My Son is Obsessed With the Idea of Five Nights at Freddy's. He's Going to be SO Disappointed by the Reality
I wrote earlier about how my nine year old son Declan-Haven Dilla Rabin is obsessed with scary stuff even though, by his own admission, much of it scares the junk out of him. .
My son will be reading and editing this piece so I’m keeping it PG with the family-friendly language I love to use and you love to read.
Like a disconcertingly vast number of our young people, our innocent, innocent children with their pure hearts and suggestible minds, he is absolutely OBSESSED Five Nights at Freddy’s, a video game about an EVIL version of Chuck E. Cheese or Showbiz Pizza, or rather an even more evil version of the popular pizzerias from the 1980s and, I suppose, today.
My son doesn’t really play video games and he doesn’t seem particularly interested in Five Nights at Freddy’s on that level. He doesn’t even seem that excited about watching the movie, although he just assured me that that’s not the case.
What fascinates him about Five Nights at Freddy’s is the lore. What he finds mesmerizing is the aesthetic. He’s absolutely obsessed with the world-building and mythology.
In other words he has fallen in love with the idea of Five Nights at Freddy’s. That’s understandable. It’s a lot easier to get excited about something that is abstract and theoretical and consequently has all of the promise and potential in the world.
I will be the first to concede that a really good Five Nights at Freddy’s game or movie would be creepy and intense and memorable. The closest we’ve probably come to that is the Banana Splits movie from a few years back that reimagined the kitschy kiddie rock and roll group as crazed monsters more interested in murdering children than in entertaining them.
Freddy Fazbear and the rest of the Five Nights at Freddy’s gang occupy a curious place in that they’re figures of horror and fright to children like my morbid, death-obsessed son.

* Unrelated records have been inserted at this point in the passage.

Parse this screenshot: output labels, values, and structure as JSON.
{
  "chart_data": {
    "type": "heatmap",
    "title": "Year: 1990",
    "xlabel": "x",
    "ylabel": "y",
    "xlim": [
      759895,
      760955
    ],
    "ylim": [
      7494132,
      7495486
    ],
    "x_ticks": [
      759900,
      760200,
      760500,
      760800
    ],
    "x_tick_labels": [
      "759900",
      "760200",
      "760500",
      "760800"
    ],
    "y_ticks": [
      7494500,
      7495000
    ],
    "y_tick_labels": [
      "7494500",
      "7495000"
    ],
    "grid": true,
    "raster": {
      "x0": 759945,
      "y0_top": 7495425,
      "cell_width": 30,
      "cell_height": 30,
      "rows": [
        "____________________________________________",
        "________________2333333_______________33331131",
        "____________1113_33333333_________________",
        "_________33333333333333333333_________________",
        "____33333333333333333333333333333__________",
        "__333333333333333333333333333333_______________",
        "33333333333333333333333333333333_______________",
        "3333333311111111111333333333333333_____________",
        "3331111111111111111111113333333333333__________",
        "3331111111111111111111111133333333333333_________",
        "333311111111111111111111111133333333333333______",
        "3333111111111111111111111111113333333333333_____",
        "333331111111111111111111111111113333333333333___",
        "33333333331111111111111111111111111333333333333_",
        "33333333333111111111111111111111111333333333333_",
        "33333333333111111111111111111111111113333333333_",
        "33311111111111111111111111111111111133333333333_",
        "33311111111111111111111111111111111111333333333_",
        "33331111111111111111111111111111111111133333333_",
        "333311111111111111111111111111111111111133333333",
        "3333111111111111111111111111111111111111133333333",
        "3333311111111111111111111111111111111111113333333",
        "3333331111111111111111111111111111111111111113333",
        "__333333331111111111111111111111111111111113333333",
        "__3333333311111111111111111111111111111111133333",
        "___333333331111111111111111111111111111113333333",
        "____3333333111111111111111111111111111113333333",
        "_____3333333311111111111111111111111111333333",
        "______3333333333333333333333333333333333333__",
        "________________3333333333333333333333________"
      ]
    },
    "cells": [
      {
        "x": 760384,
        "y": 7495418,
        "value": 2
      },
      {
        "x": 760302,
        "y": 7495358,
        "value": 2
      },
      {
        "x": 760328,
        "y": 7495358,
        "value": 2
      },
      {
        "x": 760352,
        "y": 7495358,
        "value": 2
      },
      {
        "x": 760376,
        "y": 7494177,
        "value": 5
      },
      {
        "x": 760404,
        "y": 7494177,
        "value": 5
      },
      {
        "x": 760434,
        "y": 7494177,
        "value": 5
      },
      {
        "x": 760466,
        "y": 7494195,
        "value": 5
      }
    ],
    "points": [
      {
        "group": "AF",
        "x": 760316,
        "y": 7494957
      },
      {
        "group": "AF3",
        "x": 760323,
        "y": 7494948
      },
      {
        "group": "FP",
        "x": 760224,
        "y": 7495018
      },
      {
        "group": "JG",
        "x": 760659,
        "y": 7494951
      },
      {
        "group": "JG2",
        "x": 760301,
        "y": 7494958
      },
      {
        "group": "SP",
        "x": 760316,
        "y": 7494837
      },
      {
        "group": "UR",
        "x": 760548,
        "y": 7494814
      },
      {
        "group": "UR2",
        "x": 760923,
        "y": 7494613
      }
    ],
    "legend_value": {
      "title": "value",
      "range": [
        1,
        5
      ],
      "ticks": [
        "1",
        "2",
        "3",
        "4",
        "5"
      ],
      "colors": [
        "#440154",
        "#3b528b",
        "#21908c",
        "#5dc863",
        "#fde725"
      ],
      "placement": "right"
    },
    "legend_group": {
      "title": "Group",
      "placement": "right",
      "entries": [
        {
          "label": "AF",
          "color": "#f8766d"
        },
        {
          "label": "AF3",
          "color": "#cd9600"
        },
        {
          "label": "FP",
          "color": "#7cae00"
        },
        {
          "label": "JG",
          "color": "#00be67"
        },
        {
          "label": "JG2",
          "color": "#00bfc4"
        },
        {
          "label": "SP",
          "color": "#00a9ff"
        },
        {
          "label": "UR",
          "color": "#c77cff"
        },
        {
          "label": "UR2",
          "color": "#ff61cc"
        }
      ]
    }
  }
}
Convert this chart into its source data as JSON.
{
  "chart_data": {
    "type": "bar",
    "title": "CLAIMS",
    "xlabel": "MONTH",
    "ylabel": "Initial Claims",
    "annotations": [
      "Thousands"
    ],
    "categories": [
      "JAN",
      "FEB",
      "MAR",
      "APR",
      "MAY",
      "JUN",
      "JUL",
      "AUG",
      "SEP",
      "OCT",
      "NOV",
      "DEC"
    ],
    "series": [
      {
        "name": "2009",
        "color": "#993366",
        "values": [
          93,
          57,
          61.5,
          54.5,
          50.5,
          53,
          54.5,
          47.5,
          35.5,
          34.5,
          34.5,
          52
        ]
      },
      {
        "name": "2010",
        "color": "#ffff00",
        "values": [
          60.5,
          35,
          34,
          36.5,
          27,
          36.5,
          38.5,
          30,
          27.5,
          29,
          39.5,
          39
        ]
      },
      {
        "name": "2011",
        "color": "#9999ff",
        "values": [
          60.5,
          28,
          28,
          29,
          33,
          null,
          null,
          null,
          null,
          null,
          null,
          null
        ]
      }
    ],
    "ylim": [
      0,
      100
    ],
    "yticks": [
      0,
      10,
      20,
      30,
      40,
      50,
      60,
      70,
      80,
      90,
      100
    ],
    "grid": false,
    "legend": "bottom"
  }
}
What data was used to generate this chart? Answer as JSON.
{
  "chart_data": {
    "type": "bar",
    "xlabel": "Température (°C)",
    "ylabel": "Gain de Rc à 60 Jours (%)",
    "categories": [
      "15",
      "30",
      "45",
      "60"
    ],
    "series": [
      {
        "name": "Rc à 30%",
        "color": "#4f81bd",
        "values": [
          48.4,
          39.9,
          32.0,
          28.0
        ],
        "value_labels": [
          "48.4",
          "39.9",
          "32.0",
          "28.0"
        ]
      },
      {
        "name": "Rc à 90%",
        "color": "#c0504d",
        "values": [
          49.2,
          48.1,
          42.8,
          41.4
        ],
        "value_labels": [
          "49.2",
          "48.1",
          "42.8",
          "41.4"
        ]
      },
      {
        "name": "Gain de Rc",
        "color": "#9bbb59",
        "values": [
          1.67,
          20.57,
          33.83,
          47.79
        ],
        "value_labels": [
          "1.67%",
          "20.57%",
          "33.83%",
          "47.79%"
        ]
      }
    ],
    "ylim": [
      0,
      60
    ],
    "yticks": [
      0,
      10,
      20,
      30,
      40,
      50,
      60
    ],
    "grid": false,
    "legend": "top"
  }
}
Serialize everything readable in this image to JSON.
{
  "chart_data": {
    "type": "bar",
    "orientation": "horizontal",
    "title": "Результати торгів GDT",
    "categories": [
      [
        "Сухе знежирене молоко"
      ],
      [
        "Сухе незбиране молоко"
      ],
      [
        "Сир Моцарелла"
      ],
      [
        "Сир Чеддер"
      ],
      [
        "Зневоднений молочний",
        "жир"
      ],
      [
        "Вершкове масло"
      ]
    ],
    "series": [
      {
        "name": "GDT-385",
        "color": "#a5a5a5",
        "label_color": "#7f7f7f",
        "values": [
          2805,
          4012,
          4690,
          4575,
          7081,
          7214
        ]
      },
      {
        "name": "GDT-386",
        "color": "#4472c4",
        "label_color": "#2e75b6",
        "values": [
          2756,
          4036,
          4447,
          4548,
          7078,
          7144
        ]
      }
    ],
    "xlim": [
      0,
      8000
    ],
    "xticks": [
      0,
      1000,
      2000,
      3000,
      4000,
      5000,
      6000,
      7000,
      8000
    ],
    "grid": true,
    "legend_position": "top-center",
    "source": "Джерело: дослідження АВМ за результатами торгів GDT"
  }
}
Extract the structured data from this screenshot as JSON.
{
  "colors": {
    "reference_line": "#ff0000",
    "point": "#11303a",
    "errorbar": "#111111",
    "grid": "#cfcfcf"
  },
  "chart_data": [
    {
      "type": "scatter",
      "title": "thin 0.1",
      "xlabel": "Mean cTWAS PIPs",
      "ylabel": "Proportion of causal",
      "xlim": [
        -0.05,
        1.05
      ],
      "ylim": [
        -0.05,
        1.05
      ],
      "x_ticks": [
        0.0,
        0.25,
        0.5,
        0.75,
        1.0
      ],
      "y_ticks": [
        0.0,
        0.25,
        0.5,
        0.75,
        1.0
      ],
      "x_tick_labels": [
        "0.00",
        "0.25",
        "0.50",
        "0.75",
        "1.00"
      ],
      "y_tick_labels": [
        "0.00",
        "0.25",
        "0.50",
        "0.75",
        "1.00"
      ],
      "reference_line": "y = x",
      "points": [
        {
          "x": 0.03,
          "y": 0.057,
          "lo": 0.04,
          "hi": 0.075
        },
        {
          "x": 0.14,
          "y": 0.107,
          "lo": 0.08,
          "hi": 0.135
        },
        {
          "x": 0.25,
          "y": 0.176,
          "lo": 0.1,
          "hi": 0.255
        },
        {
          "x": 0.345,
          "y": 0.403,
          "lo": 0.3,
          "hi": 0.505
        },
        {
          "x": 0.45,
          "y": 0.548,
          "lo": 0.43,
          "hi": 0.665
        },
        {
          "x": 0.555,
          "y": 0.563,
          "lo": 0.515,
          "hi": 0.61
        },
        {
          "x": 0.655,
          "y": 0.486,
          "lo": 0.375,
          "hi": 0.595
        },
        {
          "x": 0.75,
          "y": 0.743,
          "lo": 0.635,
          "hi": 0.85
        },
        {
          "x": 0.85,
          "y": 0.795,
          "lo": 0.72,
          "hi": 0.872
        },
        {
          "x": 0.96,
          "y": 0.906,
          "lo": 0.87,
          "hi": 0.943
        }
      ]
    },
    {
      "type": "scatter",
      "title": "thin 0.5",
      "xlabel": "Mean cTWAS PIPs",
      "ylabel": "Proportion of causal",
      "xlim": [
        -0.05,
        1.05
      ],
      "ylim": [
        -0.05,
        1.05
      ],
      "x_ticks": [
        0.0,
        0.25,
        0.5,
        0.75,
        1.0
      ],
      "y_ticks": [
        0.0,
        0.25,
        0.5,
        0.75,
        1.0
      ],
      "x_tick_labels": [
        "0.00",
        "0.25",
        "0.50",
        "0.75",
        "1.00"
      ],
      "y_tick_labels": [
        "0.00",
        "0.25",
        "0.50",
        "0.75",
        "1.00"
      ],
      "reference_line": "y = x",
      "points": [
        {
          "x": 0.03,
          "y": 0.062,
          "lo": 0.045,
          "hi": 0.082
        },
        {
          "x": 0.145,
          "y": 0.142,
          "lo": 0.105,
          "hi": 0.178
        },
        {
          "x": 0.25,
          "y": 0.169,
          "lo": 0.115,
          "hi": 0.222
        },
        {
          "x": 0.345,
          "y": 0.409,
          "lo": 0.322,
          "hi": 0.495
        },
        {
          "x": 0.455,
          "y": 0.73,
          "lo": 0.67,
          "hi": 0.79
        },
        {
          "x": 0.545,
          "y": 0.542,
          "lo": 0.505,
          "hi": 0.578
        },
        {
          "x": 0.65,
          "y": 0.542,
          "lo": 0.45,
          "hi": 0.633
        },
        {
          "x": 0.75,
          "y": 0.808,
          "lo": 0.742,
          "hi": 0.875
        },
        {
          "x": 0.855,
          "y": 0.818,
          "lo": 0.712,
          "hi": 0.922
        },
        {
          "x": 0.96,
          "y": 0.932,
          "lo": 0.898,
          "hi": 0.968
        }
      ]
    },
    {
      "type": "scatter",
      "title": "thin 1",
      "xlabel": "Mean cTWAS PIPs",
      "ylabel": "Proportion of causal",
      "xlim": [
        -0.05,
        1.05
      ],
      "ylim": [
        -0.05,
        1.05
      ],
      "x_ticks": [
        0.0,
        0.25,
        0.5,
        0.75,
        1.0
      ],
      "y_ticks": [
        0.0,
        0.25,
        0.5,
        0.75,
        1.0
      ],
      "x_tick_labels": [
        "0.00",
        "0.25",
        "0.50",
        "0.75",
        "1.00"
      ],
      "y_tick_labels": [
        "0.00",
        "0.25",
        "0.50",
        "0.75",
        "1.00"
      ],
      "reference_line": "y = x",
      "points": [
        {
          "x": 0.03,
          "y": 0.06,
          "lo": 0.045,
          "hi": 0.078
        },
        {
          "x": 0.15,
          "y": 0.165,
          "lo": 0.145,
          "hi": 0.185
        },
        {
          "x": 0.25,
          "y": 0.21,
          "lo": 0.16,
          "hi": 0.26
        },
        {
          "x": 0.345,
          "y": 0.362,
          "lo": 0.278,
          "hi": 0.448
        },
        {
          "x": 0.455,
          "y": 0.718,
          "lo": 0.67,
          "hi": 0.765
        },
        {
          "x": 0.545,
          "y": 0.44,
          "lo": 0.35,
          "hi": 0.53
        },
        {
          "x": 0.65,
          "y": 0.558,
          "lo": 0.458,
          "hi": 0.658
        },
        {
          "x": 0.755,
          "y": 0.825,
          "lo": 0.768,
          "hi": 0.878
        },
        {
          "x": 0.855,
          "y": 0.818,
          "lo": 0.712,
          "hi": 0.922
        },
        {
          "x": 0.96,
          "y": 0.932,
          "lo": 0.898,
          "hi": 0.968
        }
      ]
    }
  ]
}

Yet they’re also irresistible to that demographic in part because they take something that children are already all too familiar with—the accidental but intense creepiness of animatronic bands like The Rock-afire Explosion—and ratchet up the disturbing elements to horrific levels.
Five Nights at Freddy’s doesn’t take something wholesome and innocent and make it dark and child-unfriendly. Instead it takes something whose creepiness is rooted in no small part by its ostensible wholesomeness and innocence and gleans the nightmarish elements that have always been there, lurking just under the surface.
My son talked to me for an hour and a half about Five Nights at Freddy’s, a movie he’s never seen and a video game series he’s never really played. He could have talked for five more hours about what he refers to as FNAF.
A lot of what Declan draws these days is Five Nights at Friday’s-derived. I recently bought him a whole bunch of Five Nights at Freddy’s stuff from Funko despite having zero affection for the franchise myself.
I have no doubt that the version of Five Nights at Freddy’s that exists inside Declan’s head and his exceedingly vivid imagination is infinitely superior to the dreary version that made hundreds of millions of dollars at the box-office.
I’m sure it’s funnier and weirder and more creative because it has the innocence and purity of a boy making up crazy stories to amuse himself rather than cynical adults exploiting a pop culture phenomenon that has captured the minds of generations too young for it, its animatronic anarchy and mechanized madness.
Someday Declan will actually experience Five Nights at Friday’s. I suspect that he will be wildly disappointed and let down but who knows? He possesses the pure heart of an innocent child so maybe he can find it in himself to forgive Five Nights at Friday’s for being, like so much in this sick, sad and unknowable world, nowhere near as exciting or as much fun as they’re supposed to be.